Fórmase en cuadro hasta ganar la vía
de Valencia, torcida y escabrosa,
el tenaz Valencey. ¡Allí lo acosa
la lanza del Centauro! En triple
hilera
de bayonetas va el marcial tesoro,
¡el alma de su España: su bandera!
Y el
mismo poeta se encarga de trazarnos una silueta de aquel recio paladín
peninsular, que algunos historiadores han querido señalar como nuestro. Lo
describe así el poeta:
Moruna la color, ojos de abismo
en que es roja centella la mirada,
negra barba monjil, rostro aguileño
de frente dura y de castizo ceño,
a fuego de pasión y fanatismo,
la voluntad forjada
y el ánima en mudez reconcentrada,
llama en prisión que entre peñascos
brilla,
yérguese allí – león que en brava
senda
topa con la leyenda-
ese vástago fiero de Castilla.
¡Digno es del canto! Mira ese
ardimiento
propio del Cid, oye el corado acento
con que ordena y anima y paso a paso
conduce el veternao Regimiento,
que se retira, grande en el fracaso,
superando la propia valentía…
De allí
la razón de este homenaje que le estamos rindiendo hoy al Batallón Valencey de
Carabobo, y a su conductor Tomás García, al inaugurar esta columna
conmemorativa en el propio Campo donde se libró la célebre Batalla. El coronel
Tomás García aparece ante los ojos de todos, adornado con la investidura de una
gallarda estampa criolla; poseedor de una simpatía personal avasalladora. Esto explica
en parte el hecho de que algunos se hayan complacido en señalarlo como
venezolano, nacido en tierras de Falcón, y también la circunstancia de que en
las filas del Batallón Valencey se conservara para el momento de la Batalla de
Carabobo un 50% de soldados venezolanos, que todavía estaban luchando al lado
de las fuerzas realistas. Y esto puede explicar, igualmente, el hecho muy
significativo de que en aquella hora crítica para las armas españolas, fuera
Tomás García y no el general La Torre, el encargado de organizar y dirigir
aquella retirada estupenda.

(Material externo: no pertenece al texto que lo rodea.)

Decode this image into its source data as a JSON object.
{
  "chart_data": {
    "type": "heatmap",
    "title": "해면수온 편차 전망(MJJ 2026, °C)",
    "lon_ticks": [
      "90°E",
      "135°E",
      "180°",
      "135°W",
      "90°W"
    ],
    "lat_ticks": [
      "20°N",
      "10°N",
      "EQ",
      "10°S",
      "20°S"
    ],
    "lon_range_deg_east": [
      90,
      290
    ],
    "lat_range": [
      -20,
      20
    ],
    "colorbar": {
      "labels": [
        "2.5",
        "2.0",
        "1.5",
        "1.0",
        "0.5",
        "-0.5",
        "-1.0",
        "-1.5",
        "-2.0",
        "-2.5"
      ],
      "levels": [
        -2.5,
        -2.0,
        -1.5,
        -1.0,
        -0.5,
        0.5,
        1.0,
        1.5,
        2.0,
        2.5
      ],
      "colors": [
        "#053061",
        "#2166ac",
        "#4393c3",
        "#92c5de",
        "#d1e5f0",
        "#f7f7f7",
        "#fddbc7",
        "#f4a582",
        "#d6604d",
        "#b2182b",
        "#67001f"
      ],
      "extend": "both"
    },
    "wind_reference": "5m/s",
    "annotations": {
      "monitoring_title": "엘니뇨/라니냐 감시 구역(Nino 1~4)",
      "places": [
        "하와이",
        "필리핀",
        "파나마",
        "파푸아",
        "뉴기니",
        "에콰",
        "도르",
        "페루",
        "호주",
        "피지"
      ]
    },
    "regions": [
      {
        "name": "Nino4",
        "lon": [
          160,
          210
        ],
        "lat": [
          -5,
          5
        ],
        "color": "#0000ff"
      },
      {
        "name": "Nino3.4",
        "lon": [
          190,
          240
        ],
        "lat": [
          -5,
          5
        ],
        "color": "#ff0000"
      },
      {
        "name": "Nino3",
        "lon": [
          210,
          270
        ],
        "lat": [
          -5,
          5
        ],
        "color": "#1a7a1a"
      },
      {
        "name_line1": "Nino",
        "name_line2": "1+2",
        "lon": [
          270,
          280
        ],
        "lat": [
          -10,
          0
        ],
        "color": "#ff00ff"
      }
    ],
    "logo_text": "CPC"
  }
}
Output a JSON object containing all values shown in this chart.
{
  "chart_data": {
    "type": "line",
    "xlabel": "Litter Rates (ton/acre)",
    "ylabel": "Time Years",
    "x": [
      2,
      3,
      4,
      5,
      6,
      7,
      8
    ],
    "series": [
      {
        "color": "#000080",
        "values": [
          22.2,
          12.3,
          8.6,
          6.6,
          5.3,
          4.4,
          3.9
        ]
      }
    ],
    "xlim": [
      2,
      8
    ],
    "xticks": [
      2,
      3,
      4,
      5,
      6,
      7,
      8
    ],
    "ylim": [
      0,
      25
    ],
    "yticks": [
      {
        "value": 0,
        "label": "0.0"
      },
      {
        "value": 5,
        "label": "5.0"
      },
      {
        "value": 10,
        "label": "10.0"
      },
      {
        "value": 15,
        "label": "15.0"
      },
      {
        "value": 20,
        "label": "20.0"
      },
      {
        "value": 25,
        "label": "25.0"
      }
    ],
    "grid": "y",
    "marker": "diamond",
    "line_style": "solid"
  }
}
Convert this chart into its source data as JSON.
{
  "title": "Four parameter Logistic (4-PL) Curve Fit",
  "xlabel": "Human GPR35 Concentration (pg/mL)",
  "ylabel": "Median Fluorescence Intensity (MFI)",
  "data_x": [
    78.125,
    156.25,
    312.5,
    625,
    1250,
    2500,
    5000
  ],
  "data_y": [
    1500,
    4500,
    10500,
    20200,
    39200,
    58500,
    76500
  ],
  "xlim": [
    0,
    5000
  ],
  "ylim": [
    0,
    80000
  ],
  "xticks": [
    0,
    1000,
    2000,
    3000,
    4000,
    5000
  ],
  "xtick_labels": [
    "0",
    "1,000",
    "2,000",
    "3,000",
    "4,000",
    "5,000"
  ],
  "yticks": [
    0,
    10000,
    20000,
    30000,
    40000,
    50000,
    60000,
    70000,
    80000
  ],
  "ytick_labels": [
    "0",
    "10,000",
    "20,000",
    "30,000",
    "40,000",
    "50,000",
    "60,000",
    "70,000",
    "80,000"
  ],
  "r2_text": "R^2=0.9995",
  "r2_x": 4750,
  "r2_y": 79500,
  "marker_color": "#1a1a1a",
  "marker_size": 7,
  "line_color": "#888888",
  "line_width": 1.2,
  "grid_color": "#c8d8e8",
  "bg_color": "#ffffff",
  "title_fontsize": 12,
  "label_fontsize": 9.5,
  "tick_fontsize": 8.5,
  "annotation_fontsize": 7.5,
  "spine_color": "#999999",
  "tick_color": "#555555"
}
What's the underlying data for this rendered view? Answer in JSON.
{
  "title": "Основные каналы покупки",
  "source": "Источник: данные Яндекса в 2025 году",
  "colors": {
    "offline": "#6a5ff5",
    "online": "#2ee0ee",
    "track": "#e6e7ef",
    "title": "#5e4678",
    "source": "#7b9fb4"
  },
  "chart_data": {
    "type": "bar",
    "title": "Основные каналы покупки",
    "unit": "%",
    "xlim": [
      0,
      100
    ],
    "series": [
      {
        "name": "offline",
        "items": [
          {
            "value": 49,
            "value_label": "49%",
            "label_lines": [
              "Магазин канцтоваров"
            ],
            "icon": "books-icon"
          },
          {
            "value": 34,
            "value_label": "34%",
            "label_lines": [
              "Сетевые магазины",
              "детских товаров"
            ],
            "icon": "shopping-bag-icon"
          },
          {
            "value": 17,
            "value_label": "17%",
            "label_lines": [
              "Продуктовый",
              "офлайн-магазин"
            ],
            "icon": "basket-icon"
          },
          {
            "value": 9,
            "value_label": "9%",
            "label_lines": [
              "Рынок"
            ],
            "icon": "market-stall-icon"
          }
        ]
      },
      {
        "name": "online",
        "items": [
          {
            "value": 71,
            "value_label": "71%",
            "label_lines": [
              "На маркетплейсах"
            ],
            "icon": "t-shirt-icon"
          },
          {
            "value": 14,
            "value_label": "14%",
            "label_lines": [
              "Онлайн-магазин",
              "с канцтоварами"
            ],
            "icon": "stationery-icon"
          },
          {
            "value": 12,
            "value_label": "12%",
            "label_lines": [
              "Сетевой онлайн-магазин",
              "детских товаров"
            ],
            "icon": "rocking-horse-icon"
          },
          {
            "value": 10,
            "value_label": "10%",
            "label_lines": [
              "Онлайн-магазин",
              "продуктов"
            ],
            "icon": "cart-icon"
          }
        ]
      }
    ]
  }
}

Por aquí, por el hilo de estos detalles, podemos
ver con bastante claridad la mezcla de ese conjunto étnico y heroico, que hace
de España y América en aquellos momentos estelares una sola pieza. Una pieza de
acero toledano: de ese acero de buena ley, que algunas veces puede llegar a
doblarse, pero que no se rompe. De ese acero que caracteriza y simboliza el
temple, la hidalguía y la nobleza del alma castellana.
Los
héroes nuestros, los grandes varones de la Gesta, fueron capaces de ganar, como
los más aguerridos peninsulares de todos los tiempos, grandes batallas. Y hasta
de ganarlas después de muertos, como Don Rodrigo Díaz de Vivar, que es, en
definitiva, el mismo caso de Bolívar: porque Bolívar le está ganando en estos
momentos a la Madre Patria, siglo y medio después de muerto, la mejor de
sus batallas. Y esta batalla, señoras y
señores, la estamos presenciando y la seguiremos presenciando nosotros. Una
batalla incruenta. La batalla del sentimiento, del amor ancestral; la batalla
de una formal identificación telúrica, que hunde sus raíces en la filosofía de
la historia. Y Bolívar no está solo en el momento de alcanzar esta resonante
victoria; lo acompañan otros dos vástagos ilustres de esta vasta comunidad
hispanoamericana: Don Francisco de Miranda y Don Andrés Bello. Los tres juntos
han conquistado con carácter definitivo el corazón de la Madre Patria. Ellos
son hoy para España tres figuras señeras de la raza, tres flores de estirpe. Manos
de escultores peninsulares y de escultores canarios, han venido moldeando en
los últimos años, hermosos monumentos para exaltar la memoria, exponiéndolos a
la contemplativa admiración de los demás países del mundo. Esos monumentos se
alzan en Madrid, en Zaragoza, en Barcelona, en Cádiz, en Santander, y también
en Garachico, en las Islas Canarias.
Y
nosotros le decimos a España:
-
Madre: son tus hijos. Está bien que les
hagas justicia. Estos hombres fueron hechos con tu propia carne y con tu propia
sangre; también fueron bruñidos en el fuero heroico que recalentó y templó la
voluntad de los más recios varones de España; lucen, además, un nuevo
ingrediente: el temple y el valor, y el amor a la libertad de nuestros abuelos
caribes. Son tus hijos. Tus hijos nacidos en América, que hoy regresan con orgullo
a la Madre Patria, convertidos en bronce.
Así lo
reconoce la Gloria. Así lo reconoce la Historia. Y la Historia y la Gloria,
unidas, jamás podrán equivocarse.
Alfonso
Marín.
Campo
de Carabobo, 3 de julio de 1976.
Tomado del Libro "El Balcón de la Historia", Alfonso Marín 1976.